Right now I am at 38,907 feet and 6,297 kilometers southwest of LAX flying in from Australia where I was one of the keynote speakers at the Australian VC Association annual meeting (AVCAL). They put on a great show. I was there to share a US perspective – ironically it was exactly one year ago when the Dow declined 777 points – the date the broader public was introduced to how significant the economic issues were. In fact most everyone Down Under casually referred to the “GFC” which took me a few days to figure out was the global financial crisis.
In addition to the VC conference, which was on the Gold Coast, I managed to travel to a few of the major economic centers in Australia to meet VC’s as well as limited partners. Australia has a great deal of LP capital available to invest given that a mandatory portion of every paycheck is contributed to massive pools to be managed for future benefits (upwards of 15%). A couple of my observations:
- The LP community in Australia is very sophisticated, well-managed and very large
- Notwithstanding the challenges of covering both the US and Europe, most of the LP’s I met were committed to investing in a number of VC jurisdictions on a direct basis
- This is because the local VC market is reasonably small
- So there was a lot of conversation about global VC allocation models (“when will the US VC marketplace be more compelling than the Chinese market?”)

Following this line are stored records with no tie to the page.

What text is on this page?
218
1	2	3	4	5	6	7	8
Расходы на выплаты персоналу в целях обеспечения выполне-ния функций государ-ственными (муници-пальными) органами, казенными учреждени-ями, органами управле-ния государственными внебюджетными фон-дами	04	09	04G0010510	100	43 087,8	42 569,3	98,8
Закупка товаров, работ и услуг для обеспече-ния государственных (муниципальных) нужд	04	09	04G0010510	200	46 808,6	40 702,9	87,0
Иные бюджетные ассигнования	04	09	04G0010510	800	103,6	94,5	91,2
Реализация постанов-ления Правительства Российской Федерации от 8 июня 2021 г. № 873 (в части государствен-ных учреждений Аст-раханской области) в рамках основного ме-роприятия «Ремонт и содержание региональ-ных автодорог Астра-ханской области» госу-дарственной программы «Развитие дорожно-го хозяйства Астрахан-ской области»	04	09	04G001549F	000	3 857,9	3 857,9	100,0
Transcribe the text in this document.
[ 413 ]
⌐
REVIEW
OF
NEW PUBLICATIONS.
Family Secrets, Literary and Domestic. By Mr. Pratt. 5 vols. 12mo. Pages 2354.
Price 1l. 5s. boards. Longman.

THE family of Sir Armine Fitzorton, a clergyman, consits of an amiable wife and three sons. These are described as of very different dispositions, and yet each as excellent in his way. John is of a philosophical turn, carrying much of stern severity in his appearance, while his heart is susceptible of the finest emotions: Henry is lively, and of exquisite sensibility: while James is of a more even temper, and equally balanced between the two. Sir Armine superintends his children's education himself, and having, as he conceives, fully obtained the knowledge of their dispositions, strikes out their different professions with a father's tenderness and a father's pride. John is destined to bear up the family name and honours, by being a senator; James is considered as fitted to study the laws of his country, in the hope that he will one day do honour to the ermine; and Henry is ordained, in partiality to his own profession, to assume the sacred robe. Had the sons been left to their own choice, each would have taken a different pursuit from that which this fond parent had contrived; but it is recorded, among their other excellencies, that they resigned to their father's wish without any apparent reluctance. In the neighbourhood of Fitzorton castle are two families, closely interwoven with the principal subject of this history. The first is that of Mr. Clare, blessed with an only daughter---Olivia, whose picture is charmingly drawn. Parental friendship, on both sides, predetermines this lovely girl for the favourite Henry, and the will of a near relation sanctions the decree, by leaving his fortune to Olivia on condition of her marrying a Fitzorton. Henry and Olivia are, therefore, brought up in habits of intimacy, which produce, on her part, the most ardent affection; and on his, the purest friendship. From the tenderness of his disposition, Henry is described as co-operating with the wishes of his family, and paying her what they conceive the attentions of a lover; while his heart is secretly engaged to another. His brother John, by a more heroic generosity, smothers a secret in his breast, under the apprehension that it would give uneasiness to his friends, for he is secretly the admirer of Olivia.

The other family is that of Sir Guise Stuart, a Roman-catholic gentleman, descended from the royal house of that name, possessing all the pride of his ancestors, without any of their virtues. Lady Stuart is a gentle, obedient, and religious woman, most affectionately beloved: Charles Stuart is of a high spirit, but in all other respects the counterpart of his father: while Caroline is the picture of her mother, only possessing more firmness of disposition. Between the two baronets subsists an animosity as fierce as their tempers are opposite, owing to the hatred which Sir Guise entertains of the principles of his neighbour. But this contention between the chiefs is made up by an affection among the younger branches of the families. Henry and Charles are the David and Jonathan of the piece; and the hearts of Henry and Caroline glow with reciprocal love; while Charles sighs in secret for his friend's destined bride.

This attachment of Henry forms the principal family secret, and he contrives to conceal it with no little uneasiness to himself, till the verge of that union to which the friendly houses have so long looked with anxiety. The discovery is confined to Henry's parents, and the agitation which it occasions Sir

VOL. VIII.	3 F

- Yet in spite of the size of the Australian market (approximately $300 to $500 million is invested annually) there is considerable evidence of exciting sources of innovation particularly in the life sciences, agricultural sciences, natural resources and cleantech sectors
Long term returns in the Australian VC market have been frankly mixed. According to the LP presenters at the event the one-year, 3-year, 5-year, and 10-year data are -37%, -7%, -1% and -5%, respectively. My suspicion is that the market suffers from the perception of not being large enough to support billion outcomes. There was much discussion on how to solve this dilemma: do all successful Australian entrepreneurs ultimately need to relocate to larger markets? How relevant is the successful VC industry in Israel?
“Immunity Bracelets” – at least the local LP’s appear to have a great sense of humor – at an LP event I attended the presenters said that local GP’s would not get voted off the island because they had earned “Immunity Bracelets” which I thought was very funny. There clearly was a strong undertone of support for the local VC community amongst the LP’s I met.
My speech centered largely on the US venture marketplace and how it is weathering the GFC (it is now part of my lexicon) but I also spent some time highlighting initiatives in the US which have strengthened the entrepreneurial ecosystem. I stressed that there needed to be a business culture which embraces risk and applauds success stories while not shunning failure.
One final observation: there has been a lot of discussion about the “de-coupling effect” during the GFC, that is will the developing world be unhooked from the developed world in this period of economic turmoil? Interestingly Australia has not had negative GDP growth in any quarter during the crisis. Earlier this year China increased its bank loan activity to 50% when measured against GDP; it had been at 20% over much of the past five years. This increase in liquidity rolled right through the Australian market and has largely insulted the country from the dreaded GFC.
I plan to spend much more time Down Under based on what I learned this week.